Analisando-se apenas o grupo de líderes funcionais, percebe-se que os resultados obtidos são semelhantes. Porém, algumas modificações são observadas.

Além do fator inibidor - conhecimento visto como poder na empresa – com 77,8% de respostas negativas, o fator - ausência de relacionamento anterior e ou falta de confiança entre as partes - também registrou índice superior a 75% de respostas negativas (77,8%), se destacando na opinião desse grupo de pessoas como um fator inibidor bastante relevante. É perfeitamente compreensível que o fator inibidor - ausência de relacionamento anterior e ou falta de confiança entre as partes – tenha sido classificado como bastante significativo ao processo de compartilhamento de conhecimento na visão dos líderes funcionais. Pressupõe-se que essas pessoas, até por estarem em posições mais elevadas na estrutura hierárquica da empresa, devam possuir e ou acessar conhecimentos mais estratégicos para a organização e que, portanto, para serem compartilhados com outras pessoas, é essencial que exista bastante confiança entre as partes.

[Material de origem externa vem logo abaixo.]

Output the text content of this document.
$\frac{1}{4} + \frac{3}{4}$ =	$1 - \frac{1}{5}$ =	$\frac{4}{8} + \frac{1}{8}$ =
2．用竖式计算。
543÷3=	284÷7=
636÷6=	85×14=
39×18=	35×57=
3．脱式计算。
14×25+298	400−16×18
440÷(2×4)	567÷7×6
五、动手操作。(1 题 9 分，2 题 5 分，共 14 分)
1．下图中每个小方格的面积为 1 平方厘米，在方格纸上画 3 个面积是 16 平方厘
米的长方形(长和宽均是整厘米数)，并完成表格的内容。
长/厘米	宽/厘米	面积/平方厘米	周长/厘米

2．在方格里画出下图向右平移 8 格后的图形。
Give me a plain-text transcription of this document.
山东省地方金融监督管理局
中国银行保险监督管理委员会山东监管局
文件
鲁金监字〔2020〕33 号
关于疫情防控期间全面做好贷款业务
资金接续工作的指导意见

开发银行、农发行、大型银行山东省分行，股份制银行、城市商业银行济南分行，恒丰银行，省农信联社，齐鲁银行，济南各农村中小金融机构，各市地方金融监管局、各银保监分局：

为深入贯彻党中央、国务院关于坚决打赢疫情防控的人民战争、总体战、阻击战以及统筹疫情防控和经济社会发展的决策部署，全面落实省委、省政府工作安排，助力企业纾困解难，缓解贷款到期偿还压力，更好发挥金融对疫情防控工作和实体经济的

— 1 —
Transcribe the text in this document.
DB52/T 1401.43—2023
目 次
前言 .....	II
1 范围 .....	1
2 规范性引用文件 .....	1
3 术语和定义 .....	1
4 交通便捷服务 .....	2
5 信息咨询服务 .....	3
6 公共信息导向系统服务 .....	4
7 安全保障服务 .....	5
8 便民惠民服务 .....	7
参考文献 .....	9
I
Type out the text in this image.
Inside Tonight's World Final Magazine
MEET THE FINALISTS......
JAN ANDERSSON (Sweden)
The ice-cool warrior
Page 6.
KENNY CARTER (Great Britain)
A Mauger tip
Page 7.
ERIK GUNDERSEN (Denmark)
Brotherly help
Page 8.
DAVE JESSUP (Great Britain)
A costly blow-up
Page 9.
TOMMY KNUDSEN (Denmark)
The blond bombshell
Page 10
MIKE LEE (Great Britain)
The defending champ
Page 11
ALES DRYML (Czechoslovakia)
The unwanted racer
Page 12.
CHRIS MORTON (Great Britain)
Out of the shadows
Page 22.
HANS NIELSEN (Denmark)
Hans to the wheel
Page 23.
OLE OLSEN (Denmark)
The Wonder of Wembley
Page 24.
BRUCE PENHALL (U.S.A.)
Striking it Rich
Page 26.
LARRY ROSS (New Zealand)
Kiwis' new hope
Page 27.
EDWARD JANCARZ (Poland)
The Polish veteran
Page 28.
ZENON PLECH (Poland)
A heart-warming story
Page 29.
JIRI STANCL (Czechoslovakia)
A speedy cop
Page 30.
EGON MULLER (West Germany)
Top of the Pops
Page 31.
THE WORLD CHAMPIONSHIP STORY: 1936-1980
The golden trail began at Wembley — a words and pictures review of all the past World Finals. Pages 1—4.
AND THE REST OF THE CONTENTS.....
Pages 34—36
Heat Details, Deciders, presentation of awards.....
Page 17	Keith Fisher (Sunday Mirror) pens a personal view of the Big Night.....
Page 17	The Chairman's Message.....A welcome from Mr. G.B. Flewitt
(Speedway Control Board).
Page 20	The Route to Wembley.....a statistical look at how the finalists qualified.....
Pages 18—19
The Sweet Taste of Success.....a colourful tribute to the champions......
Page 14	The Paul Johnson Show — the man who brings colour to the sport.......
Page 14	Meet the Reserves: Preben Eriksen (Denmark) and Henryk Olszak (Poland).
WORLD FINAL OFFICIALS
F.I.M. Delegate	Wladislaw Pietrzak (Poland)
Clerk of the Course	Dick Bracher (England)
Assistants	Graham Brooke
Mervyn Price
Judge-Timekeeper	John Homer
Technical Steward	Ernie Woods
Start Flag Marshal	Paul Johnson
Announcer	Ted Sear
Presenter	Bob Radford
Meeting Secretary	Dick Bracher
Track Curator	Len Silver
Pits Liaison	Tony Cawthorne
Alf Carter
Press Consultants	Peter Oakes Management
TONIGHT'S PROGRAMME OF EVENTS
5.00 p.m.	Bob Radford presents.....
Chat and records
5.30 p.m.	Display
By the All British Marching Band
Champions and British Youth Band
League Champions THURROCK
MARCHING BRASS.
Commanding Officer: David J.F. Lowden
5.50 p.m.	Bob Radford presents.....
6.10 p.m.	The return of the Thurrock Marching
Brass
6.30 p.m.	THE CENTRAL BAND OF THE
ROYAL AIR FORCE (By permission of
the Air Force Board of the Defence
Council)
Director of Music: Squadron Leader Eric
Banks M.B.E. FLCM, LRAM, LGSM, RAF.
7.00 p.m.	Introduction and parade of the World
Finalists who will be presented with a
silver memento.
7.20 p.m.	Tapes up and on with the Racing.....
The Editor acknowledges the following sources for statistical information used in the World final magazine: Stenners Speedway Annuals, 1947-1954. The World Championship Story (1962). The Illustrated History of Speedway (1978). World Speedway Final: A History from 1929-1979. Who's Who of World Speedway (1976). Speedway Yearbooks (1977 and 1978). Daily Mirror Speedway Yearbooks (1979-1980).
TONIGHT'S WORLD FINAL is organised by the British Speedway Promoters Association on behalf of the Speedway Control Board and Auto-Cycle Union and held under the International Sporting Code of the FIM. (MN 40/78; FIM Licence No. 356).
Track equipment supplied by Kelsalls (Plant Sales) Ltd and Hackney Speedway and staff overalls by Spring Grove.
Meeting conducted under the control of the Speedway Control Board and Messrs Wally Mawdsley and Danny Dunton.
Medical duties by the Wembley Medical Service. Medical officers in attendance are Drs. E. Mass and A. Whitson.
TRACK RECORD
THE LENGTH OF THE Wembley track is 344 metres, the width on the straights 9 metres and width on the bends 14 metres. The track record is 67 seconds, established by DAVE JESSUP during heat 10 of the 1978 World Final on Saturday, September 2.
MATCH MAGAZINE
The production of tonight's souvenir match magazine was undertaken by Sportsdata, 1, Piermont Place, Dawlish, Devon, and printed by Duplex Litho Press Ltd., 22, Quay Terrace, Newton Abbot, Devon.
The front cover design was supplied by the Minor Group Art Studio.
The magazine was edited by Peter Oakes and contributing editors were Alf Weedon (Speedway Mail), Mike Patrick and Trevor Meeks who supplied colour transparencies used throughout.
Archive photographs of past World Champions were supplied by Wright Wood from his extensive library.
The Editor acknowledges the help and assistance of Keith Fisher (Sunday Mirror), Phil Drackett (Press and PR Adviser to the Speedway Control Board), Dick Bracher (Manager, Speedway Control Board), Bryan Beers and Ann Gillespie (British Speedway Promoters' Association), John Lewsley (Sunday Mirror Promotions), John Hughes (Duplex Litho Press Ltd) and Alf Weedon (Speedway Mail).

Nota-se que também parece não haver nenhuma contradição nesses fatos. Como já foi comentado, o fator inibidor - conhecimento visto como poder na empresa – é antagônico ao fator propulsor – valorização do processo de aprendizagem e do saber -, destacado pelos líderes funcionais como um dos fatores propulsores mais importantes. Além disso, o fator inibidor -

ausência de relacionamento anterior e ou falta de confiança entre as partes – é antagônico ao fator propulsor – valorização do aprendizado e do saber -, também destacado pelos líderes funcionais como um dos fatores propulsores mais importantes.

Vale destacar que ambos os fatores inibidores destacados pelos líderes funcionais pertencem à dimensão cultura organizacional do modelo utilizado no trabalho.

Por fim, além dos quatro fatores classificados como praticamente sem relevância para o conjunto total dos entrevistados, o grupo de líderes funcionais da empresa também atribuiu ao fator - ausência de indicadores que relacionem os esforços em aumentar o capital intelectual da empresa com os seus resultados financeiros - pouca relevância como inibidor do processo de compartilhamento de conhecimento (29,4% de respostas negativas), fator esse que pertence à dimensão denominada indicadores e mensuração de resultados do modelo. Aqui também não há divergência em relação às opiniões do grupo de líderes funcionais em relação aos fatores propulsores. Os entrevistados atribuem pouca relevância a esse fator inibidor, mas também atribuem pouca relevância ao fator propulsor antagônico - mensuração da conexão entre os esforços da empresa em aumentar o seu capital intelectual e os resultados financeiros obtidos. O cenário é praticamente o mesmo do que quando se avaliam as repostas dos entrevistados por área funcional. Porém, notam-se algumas particularidades interessantes à avaliação:

A maioria das pessoas dos grupos das áreas funcionais de Planejamento Estratégico, Comercial e de IT destacou o fator - acesso às informações e conhecimentos da empresa atrelado aos níveis hierárquicos ocupados – com percentual de respostas negativas superior a 75% (80%, 90% e 80% respectivamente). Esse fator, classificado na dimensão visão e estratégia da alta-gerência do modelo proposto por Terra, é antagônico ao fator propulsor facilitador - processo de comunicação transparente nos diferentes níveis hierárquicos e entre os diferentes níveis hierárquicos -, cujos percentuais de respostas positivas foram superiores a 75% também. Dessa forma, percebe-se também que não há divergência em relação a essas opiniões emitidas.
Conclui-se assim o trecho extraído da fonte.